The World Health Organization defines obesity in adults as a body mass index (BMI) ≥30 kg/m2 and overweight as a BMI ≥25 kg/m2.1 Worldwide, approximately 1.9 billion adults are overweight, with 650 million of those classified as obese.1 This global epidemic is responsible for economic drain and is associated with numerous chronic disorders and comorbidities, including cardiovascular disease, cancer, sleep apnea, liver disease, and infertility. As per the Centers for Disease Control and Prevention, the healthcare cost of obesity in 2008 was $147 billion.2 Effective treatments therefore have the potential to decrease the incidence and ultimately the economic impact of obesity.
While it is known that the human microbiome has an impact on disease, this relationship has not been robustly studied until recently. The human gut microbiota has been identified as a metabolic organ having a significant effect on host metabolism. Lean individuals harbor a diverse microbiota that requires extraction of less energy from food sources. In contrast, an obese individual’s microbiota is less diverse and extracts more energy from food. The obese gut microbiome becomes more diverse with weight loss and exercise. Although it is not yet clear how long this change lasts, increased intestinal microbiome diversity has been found to be associated with increased host metabolism.
Establishing the ideal gut microbiome has yet to be determined. Probiotics and prebiotics may alter this microbiome, although no clear evidence exists suggesting that this alteration can diversify in a way to increase metabolism for the long term. However, it is known that antibiotic use can decrease diversity permanently.3 Most widely known as a successful treatment for Clostridioides difficile colitis, fecal microbiota transplant (FMT) may have potential as an effective therapeutic option for the treatment of obesity.

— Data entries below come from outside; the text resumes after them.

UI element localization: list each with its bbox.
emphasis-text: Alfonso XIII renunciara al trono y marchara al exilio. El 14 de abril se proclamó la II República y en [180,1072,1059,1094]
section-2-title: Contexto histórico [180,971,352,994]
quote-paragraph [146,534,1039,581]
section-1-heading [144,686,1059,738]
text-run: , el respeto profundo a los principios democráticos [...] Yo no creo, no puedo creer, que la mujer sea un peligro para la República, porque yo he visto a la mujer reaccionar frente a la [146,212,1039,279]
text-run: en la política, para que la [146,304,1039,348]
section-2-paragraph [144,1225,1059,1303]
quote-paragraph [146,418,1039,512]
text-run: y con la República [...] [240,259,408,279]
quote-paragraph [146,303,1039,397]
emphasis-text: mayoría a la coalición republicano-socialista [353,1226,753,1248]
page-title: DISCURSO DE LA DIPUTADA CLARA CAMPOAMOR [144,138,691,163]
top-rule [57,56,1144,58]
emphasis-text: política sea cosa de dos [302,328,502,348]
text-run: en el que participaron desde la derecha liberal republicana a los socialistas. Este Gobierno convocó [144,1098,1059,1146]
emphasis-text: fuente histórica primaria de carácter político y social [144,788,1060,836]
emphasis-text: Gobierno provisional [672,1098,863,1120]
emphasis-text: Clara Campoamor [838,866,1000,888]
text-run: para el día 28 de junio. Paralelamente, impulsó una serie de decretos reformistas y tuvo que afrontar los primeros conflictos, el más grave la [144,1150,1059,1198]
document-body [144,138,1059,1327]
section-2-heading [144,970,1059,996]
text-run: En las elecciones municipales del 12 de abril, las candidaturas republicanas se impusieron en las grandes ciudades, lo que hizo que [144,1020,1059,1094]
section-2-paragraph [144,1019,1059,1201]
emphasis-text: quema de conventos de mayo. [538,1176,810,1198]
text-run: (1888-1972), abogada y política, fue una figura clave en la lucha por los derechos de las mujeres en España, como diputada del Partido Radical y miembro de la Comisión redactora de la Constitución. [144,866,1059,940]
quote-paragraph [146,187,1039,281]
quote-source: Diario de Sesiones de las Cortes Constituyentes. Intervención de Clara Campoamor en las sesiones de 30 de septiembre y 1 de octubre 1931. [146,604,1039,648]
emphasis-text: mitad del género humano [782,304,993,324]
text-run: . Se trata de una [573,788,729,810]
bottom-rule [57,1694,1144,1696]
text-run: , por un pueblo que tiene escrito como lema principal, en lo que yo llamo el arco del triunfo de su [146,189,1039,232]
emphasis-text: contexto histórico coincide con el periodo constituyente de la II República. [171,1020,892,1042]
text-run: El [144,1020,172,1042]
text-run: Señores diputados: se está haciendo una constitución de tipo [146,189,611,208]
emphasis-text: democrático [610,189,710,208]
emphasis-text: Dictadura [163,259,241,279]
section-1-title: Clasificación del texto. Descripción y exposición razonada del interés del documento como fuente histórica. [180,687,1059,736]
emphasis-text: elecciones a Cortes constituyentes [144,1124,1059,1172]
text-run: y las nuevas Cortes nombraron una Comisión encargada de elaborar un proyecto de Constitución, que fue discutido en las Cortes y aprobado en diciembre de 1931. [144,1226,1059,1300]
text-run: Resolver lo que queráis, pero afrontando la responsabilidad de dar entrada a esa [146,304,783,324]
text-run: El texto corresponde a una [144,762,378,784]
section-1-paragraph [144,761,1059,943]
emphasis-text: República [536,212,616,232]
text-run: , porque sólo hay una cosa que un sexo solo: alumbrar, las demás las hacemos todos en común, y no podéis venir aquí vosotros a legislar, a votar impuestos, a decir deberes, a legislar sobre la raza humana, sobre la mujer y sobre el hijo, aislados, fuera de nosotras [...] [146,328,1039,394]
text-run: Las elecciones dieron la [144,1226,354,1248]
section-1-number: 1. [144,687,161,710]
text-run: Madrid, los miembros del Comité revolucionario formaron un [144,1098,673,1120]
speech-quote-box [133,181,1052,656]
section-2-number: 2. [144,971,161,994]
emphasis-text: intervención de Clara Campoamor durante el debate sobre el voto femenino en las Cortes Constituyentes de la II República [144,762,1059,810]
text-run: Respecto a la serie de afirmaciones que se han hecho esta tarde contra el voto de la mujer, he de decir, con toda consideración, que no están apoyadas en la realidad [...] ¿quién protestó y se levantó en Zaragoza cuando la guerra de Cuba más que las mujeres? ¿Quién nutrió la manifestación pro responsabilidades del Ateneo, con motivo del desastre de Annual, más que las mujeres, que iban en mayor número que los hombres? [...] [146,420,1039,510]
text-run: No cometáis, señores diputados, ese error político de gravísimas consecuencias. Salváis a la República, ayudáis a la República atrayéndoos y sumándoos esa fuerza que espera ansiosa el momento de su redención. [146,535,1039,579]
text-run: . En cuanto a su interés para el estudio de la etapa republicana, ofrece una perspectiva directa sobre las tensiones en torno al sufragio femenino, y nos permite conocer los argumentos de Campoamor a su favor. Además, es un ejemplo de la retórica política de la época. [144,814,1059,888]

FMT is the administration of a solution of fecal matter from a donor into the intestinal tract of a recipient, directly altering the recipients’ gut microbiome. The procedure is performed via enema, encapsulation, colonoscopy, or nasogastric tube.
The layman’s view that lean individuals have a faster metabolism than their heavier counterparts is far from the truth. Historically, metabolism has been studied using the basal metabolic rate, which was first defined in 1924.4 The basal metabolic rate is derived from a standard calculation using height, weight, age, and gender as the sole factors affecting metabolism. This tool determines total daily energy expenditure or the number of calories burned at rest. Throughout history, researchers have looked at factors in addition to BMR that have the potential to affect metabolism such as genetics, race, biochemical parameters, environmental factors, health status, and diet composition.5 Identifying the gut microbiota as a metabolic organ combines both old and new information. Scientific evidence of the human microbiome and its impact on disease has existed since the 1880s. This knowledge has only recently expanded with the National Institutes of Health Common Fund Human Microbiome Project of 2007.6 This project was established with the mission of generating research resources that have been the basis for several studies analyzing the human microbiota and its role in overall health and disease.6 Manipulation of the gut microbiome represents a promising therapeutic approach not only for obesity but also for autoimmune diseases, mood disorders, type 2 diabetes, and dermatologic conditions.